First, the good news. If you have clients with prescription drug coverage through a Medicare Part D or Medicare Advantage plan, they may benefit from some trends and developments in 2014.

• The prescription drug “doughnut hole” is about $80 smaller in 2014 because the coverage limits have changed. The doughnut hole is the gap of coverage in which the individual pays a greater percentage of drug costs. For 2014, the initial coverage limit will be $2,850 (versus $2,970 in 2013), at which point beneficiaries enter the doughnut hole; the out-of-pocket threshold will be $4,550 ($4,750 in 2014), at which point beneficiaries exit the doughnut hole.
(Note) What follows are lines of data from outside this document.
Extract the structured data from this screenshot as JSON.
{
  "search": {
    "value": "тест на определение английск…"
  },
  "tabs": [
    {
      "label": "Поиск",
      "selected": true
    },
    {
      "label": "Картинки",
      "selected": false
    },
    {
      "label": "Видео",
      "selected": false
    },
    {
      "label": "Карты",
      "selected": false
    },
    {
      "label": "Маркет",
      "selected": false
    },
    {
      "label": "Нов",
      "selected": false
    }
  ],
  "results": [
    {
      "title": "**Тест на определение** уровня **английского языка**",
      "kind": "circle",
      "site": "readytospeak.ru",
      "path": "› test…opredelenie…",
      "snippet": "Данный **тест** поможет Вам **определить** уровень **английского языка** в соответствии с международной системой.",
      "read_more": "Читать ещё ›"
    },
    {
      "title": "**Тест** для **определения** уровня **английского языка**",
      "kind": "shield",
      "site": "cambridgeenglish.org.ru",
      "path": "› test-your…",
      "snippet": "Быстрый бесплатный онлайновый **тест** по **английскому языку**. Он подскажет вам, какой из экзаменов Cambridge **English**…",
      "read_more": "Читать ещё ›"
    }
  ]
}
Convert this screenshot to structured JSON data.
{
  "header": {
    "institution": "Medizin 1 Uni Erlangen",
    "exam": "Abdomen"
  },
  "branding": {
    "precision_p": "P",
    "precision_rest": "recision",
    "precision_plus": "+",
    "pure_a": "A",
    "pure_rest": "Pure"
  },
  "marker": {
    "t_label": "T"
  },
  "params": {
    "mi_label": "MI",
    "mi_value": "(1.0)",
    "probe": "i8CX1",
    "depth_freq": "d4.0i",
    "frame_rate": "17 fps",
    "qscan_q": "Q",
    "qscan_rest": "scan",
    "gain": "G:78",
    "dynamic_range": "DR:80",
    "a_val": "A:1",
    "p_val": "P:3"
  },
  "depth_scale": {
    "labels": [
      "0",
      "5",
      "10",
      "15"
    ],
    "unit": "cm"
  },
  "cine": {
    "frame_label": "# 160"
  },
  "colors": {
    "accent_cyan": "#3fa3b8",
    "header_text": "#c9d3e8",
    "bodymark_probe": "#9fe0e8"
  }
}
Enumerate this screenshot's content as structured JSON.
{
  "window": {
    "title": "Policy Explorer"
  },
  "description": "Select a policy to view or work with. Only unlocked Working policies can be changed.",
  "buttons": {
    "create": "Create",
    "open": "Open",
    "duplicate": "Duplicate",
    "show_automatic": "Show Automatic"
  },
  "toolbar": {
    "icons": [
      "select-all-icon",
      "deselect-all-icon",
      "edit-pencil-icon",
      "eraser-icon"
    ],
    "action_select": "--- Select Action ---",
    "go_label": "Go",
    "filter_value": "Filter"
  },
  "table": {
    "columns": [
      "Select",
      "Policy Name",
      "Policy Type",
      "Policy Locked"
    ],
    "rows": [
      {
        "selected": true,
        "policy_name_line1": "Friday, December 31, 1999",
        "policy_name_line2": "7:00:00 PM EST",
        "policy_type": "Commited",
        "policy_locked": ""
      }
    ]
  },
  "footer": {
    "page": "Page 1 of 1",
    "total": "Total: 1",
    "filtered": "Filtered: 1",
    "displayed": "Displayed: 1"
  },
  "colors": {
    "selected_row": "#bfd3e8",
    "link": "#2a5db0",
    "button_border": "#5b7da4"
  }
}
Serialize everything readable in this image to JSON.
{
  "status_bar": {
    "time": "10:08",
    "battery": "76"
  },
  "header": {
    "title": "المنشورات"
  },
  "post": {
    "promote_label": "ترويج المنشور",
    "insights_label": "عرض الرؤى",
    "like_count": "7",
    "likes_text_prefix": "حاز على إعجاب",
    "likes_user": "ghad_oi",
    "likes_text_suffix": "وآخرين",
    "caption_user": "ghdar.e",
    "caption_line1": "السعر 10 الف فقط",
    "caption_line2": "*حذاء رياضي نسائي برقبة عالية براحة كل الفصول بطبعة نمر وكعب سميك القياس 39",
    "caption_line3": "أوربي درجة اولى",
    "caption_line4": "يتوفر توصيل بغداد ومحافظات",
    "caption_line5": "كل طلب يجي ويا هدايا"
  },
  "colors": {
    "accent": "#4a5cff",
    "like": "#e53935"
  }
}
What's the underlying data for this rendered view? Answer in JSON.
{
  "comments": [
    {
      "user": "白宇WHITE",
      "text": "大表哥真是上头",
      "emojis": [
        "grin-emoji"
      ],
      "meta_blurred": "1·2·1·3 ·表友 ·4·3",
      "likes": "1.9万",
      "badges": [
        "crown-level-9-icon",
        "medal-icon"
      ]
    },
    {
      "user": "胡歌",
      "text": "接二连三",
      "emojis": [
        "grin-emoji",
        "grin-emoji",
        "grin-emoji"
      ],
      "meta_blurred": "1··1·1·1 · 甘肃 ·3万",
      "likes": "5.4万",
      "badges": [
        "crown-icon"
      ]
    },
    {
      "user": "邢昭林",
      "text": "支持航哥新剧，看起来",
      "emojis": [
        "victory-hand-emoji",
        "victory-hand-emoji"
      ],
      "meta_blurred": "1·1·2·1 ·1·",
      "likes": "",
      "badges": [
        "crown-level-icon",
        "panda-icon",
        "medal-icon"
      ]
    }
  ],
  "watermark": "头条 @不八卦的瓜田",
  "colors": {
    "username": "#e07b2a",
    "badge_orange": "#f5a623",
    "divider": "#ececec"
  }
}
Catastrophic coverage then begins with the beneficiary paying just 5 percent of drug expenses and their plan covering the rest for the remainder of the year.

• Seniors in the doughnut hole in 2014 also will pay less for their prescriptions than they did in 2013. They’ll still pay 47.5 percent of the cost of brand-name drugs, the same as in 2013. But they will pay less for their generic drugs, 72 percent in 2014, down from 79 percent in 2013.

• The Part D base beneficiary premium is $32.42 in 2014, up slightly from $31.17 in 2013.

• Brand-name drugs such as Nexium and Cymbalta are set to lose patent protection in 2014, opening the door for lower cost generics to enter the market.

The bad news, however, is that it’s likely your clients with Medicare are paying more than they need to for prescription drugs.

A recent study from the University of Pittsburgh found that 95 percent of Medicare beneficiaries don’t choose the most cost-effective Part D plan.  This is important because prescription drugs can make up such a sizable portion of health care costs.

Many factors can contribute to less-than-optimal Medicare plan choices. Seniors may have dozens of plans to sort through, leading to “choice overload.” This makes it tempting to take a shortcut, such as choosing a plan that a friend or family member has, despite having different health-care needs. Or seniors may choose a plan that looks good in an advertisement rather than doing the research required to find a plan that meets their drug needs at the lowest cost.

Another pitfall for many seniors is to stay with the same plan year after year, even though their medications have changed or the plan itself has changed.

Four Steps For Managing Prescription Drug Costs

Your clients may not realize that they could save hundreds (even thousands) of dollars over the year by switching to a prescription drug plan that’s a better fit.

You can offer your clients valuable guidance by helping them to understand the financial impact of their Part D plan and drug choices. Following are steps to more cost-effective coverage decisions.

1. To begin, your client should review her drug list with her doctor. It’s important for patients to periodically review their prescription drug list with their primary care doctor. Together, the doctor and patient can assess the appropriateness of the patient’s current drug regimen. Such a meeting also provides an opportunity for your client to discuss with the doctor whether a less expensive brand or a generic equivalent may work just as well as the drug she currently takes.